News | Newsletter | Neues zum Vergaberecht 03/21
Achtung Falle! Keine Verlängerung der Bieterinformationsfrist des § 134 GWB durch Wochenenden oder Feiertage!
VK Bund, Beschluss vom 28.06.2021 – VK 2 – 77/21
Einführung
Die Vergabekammer des Bundes hat entschieden: Ein Zuschlag darf direkt nach Ablauf der in § 134 Abs. 2 GWB genannten 15 bzw. 10 Kalendertage erteilt werden – und zwar auch dann, wenn das Ende dieser Wartefrist auf einen Samstag, Sonntag oder Feiertag fällt. § 193 BGB findet insoweit keine Anwendung.
Sachverhalt
Nach Angebotsauswertung in einer EU-weiten Ausschreibung teilte ein öffentlicher Auftraggeber den Bietern mit Informationsschreiben vom 10.06.2021 gem. § 134 GWB mit, dass er beabsichtige, „den Zuschlag nach Ablauf der in § 134 Abs. 2 Satz 2 GWB genannten Frist (10 Kalendertage) auf das Angebot“ des Mindestbietenden zu erteilen. Das Ende der Wartefrist nach § 134 GWB (20.06.2021) lag auf einem Sonntag. Der Auftraggeber kündigte die Zuschlagserteilung für den 21.06.2021 (Montag) an und setzte die Bezuschlagung entsprechend auch so um.
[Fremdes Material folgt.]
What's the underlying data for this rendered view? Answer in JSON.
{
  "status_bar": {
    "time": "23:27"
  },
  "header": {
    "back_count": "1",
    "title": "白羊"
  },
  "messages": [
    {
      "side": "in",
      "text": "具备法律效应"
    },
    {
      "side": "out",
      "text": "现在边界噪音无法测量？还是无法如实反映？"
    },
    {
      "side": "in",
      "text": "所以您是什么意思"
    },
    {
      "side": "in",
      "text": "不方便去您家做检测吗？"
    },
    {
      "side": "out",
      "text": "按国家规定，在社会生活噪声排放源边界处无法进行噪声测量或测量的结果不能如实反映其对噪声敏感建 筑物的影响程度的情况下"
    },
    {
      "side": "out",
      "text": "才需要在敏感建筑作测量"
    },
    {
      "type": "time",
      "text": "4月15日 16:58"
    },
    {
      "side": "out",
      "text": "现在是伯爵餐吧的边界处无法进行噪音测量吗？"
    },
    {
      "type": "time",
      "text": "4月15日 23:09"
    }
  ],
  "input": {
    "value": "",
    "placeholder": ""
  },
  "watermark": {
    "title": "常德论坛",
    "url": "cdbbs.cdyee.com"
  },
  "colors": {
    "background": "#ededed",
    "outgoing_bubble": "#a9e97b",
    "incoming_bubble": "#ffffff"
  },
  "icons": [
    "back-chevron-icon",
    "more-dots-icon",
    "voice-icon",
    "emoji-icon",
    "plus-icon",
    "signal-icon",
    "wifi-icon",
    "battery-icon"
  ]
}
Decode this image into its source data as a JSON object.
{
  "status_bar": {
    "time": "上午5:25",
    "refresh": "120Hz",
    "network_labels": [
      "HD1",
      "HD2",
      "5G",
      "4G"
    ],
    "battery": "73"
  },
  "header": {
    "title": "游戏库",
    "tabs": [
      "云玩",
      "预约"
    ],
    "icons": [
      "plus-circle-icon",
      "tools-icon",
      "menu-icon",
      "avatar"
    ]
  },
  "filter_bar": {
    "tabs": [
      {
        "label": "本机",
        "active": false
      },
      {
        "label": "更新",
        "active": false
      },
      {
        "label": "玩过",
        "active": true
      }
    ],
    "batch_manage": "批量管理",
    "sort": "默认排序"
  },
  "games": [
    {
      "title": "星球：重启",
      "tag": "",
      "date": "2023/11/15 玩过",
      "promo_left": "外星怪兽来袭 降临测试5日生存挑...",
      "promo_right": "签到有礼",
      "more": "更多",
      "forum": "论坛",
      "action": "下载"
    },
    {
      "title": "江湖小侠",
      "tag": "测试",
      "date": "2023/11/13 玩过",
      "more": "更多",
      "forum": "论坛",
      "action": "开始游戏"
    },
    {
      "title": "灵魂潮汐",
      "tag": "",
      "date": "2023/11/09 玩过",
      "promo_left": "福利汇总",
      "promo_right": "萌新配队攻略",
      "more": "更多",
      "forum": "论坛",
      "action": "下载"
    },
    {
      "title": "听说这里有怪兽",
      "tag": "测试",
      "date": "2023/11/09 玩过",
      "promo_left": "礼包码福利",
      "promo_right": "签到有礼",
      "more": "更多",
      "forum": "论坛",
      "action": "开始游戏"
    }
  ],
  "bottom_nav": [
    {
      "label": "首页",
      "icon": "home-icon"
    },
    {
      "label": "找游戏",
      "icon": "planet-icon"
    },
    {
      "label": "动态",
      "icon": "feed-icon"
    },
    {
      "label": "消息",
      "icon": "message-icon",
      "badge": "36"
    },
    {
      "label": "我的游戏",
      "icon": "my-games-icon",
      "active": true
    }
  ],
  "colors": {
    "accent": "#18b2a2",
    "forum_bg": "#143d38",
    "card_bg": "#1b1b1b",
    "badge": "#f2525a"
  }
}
Ein unterlegener Bieter leitete ebenfalls am 21.06.2021 – allerdings zeitlich nach der Zuschlagserteilung – bei der VK Bund ein Nachprüfungsverfahren ein. Er ist unter anderem der Auffassung, dass der Auftraggeber den Zuschlag frühestens am Dienstag, den 22.06.2021 hätte erteilen dürfen. Da die Wartefrist des § 134 GWB an einem Sonntag ablief, sei hier die Regel des § 193 BGB einschlägig, wonach eine Frist erst am nächsten Werktag abläuft, wenn das eigentliche Fristende auf einen Samstag, Sonntag oder Feiertag fällt.
Entscheidung
Die VK Bund teilte die Auffassung der Antragstellerin nicht und verwarf den Nachprüfungsantrag als verspätet. Der für Willensklärungen geltende § 193 BGB sei auf den § 134 Abs. 2 GWB nicht anwendbar. Denn bei der in § 134 Abs. 2 GWB genannten Frist handele es sich um eine sogenannte Warte- bzw. Stillhaltefrist für den öffentlichen Auftraggeber, nicht aber um eine Frist, binnen der eine Willenserklärung abzugeben oder eine Leistung zu bewirken sei, wie es aber § 193 BGB vorsieht.
Die Frist verschiebe sich auch nicht auf Grundlage des Art. 3 Abs. 4 der Verordnung Nr. 1182/71 zur Festlegung der Regeln für Fristen, Daten und Termine. Aus dieser Regelung folge, im Gegenteil, sogar ausdrücklich, dass eine Verschiebung eines auf einen Sonntag fallenden Fristendes auf den nächstfolgenden Arbeitstag nicht für Fristen gelte, die von einem bestimmten Datum oder einem bestimmten Ereignis an rückwirkend berechnet werden. Bei § 134 Abs. 2 GWB handele es sich eben um eine solche, rückwirkend ab dem Zeitpunkt des Wegfalls des Zuschlagsverbots zu berechnende Frist.
Auswirkungen für die Praxis
Die Entscheidung mag zwar nicht sehr bieterfreundlich sein, ist aber juristisch konsequent. Den teilnehmenden Bietern muss ohnehin ganz grundsätzlich geraten werden, während laufender Vergabeverfahren ein zuverlässiges Fristenmanagement zu führen und auf Posteingänge der Vergabestelle zu achten. Bekanntlich kommt es auch für den Beginn der Wartefrist des § 134 Abs. 2 GWB nicht auf den Zugang der Information beim Bieter, sondern nur auf deren Versand an. Nicht selten gehen solche Schreiben schlichtweg unter, weil sie außerhalb der Geschäftszeiten eingehen oder zu spät zur Kenntnis genommen werden. Kommen dann noch, wie im vorliegenden Fall, Wochenendzeiten hinzu, können Reaktionsfristen schnell vorbei sein und den Bietern allein deshalb Rechtsschutzmöglichkeiten entgehen!